Some people say this herb helped them break their addiction to opiates, but on Tuesday, the government stepped up with a warning.
Kratom isn't an opioid, but it acts like one. It sort of tickles the opioid receptors in your brain. In low doses, it stimulates you. In high doses it sedates you.
The Kratom users we spoke to like Tim Davis swear by the product. Davis said Kratom helped him kick his addiction to prescription pain pills prescribed to him for back pain.
“It took all the pain away, it took all the feelings from the pills away, I felt like myself again,” said Davis.
But the addiction and medical experts WUSA9 spoke with said Kratom is addictive and can be dangerous.
So who's right?
Kratom is legal in most of the country but what about the federal agencies in charge of keeping dangerous drugs off the market? What do they have to say?
The Food and Drug Administration has been studying Kratom for three years trying to figure out if it's it addictive, if it can be abused and if it should be banned.
On Tuesday, the FDA wrapped up its study saying there's no evidence Kratom can help with opioid addiction, 36 deaths have been linked to it and that Kratom is addictive.
So what does all this mean?
Kratom is now in the hands of the Drug Enforcement Administration. It ranks drugs on a scale of one to five. Drugs in category one are really bad.

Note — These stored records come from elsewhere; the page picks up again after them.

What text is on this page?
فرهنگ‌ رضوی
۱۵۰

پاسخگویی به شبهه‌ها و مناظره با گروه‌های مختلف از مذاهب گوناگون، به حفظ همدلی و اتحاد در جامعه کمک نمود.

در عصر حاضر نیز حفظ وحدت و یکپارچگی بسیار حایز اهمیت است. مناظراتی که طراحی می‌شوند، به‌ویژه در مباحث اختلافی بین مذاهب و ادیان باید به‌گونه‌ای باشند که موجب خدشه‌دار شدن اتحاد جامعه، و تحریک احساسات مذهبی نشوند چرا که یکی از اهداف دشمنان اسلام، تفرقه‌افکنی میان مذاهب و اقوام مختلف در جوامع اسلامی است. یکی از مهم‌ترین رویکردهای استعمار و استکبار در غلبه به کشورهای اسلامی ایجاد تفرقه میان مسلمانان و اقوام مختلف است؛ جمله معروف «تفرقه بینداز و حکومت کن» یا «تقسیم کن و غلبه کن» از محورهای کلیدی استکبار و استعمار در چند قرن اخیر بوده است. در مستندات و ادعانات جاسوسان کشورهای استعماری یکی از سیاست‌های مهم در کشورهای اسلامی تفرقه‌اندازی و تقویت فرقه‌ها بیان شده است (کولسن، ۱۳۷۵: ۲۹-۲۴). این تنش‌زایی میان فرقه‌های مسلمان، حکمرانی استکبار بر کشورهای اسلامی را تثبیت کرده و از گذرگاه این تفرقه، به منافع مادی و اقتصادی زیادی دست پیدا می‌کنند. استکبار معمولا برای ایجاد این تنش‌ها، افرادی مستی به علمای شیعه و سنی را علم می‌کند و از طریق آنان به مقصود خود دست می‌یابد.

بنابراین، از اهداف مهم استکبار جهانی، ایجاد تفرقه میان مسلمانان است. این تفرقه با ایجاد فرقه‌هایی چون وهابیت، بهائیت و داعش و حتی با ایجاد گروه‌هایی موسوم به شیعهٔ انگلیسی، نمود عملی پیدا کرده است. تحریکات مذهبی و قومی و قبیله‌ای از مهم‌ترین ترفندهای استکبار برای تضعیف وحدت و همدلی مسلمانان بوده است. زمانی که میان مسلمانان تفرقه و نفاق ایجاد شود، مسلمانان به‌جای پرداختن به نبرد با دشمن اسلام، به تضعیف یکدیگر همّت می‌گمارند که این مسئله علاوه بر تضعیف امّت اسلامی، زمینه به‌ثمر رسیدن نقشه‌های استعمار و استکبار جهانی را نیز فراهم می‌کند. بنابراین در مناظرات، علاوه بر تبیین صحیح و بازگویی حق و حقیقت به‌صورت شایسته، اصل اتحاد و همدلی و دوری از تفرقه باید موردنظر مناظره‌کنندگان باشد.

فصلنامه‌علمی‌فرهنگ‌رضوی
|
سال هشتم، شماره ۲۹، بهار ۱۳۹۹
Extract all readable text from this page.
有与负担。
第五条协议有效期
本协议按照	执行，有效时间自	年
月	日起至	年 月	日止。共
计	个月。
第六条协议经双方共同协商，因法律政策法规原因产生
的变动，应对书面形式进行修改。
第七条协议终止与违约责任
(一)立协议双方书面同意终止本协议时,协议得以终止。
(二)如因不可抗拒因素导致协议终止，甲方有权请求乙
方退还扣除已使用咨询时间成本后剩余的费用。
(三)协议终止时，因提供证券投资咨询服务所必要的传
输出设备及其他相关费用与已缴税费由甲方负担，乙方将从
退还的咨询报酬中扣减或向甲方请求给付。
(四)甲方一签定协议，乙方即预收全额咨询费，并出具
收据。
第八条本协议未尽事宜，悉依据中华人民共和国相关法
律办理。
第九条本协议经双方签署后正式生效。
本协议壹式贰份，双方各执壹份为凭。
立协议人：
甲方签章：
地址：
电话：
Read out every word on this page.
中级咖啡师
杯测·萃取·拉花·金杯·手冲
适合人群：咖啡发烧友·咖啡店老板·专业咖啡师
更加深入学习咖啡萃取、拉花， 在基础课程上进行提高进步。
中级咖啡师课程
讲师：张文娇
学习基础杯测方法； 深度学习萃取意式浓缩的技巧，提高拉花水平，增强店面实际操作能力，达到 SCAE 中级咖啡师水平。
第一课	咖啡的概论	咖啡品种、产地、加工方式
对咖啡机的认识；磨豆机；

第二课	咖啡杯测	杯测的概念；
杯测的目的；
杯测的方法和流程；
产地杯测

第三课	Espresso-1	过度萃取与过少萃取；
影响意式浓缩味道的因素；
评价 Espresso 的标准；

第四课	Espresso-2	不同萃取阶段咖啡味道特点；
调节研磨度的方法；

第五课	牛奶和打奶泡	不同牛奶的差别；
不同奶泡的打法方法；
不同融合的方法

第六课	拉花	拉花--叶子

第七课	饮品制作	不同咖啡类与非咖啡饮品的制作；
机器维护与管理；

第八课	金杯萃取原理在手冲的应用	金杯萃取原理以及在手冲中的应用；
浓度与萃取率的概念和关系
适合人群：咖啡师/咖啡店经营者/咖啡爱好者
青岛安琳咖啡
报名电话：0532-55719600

They are drugs like heroin and LSD.
A drug in the DEA’s Category 5 would be something like a cough medicine that maybe has a little codeine in it.
If the FDA thinks Kratom is really bad, it could land on the DEA scale of controlled substances.
The FDA would not tell WUSA9 if it recommended the DEA classify Kratom as a controlled drug.
At the time of our report, the DEA said it was ware of the FDA's announcement but nothing formal has come through yet.
Today, the DEA told WUSA9, "DEA has received HHS's scientific and medical evaluation and scheduling recommendation for two constituents of Kratom. DEA is moving forward with its independent analysis of this and other data, as required by law in order to place a substance under control."
The American Kratom Association did not respond to WUSA9's request for a comment on Tuesday's move by the FDA.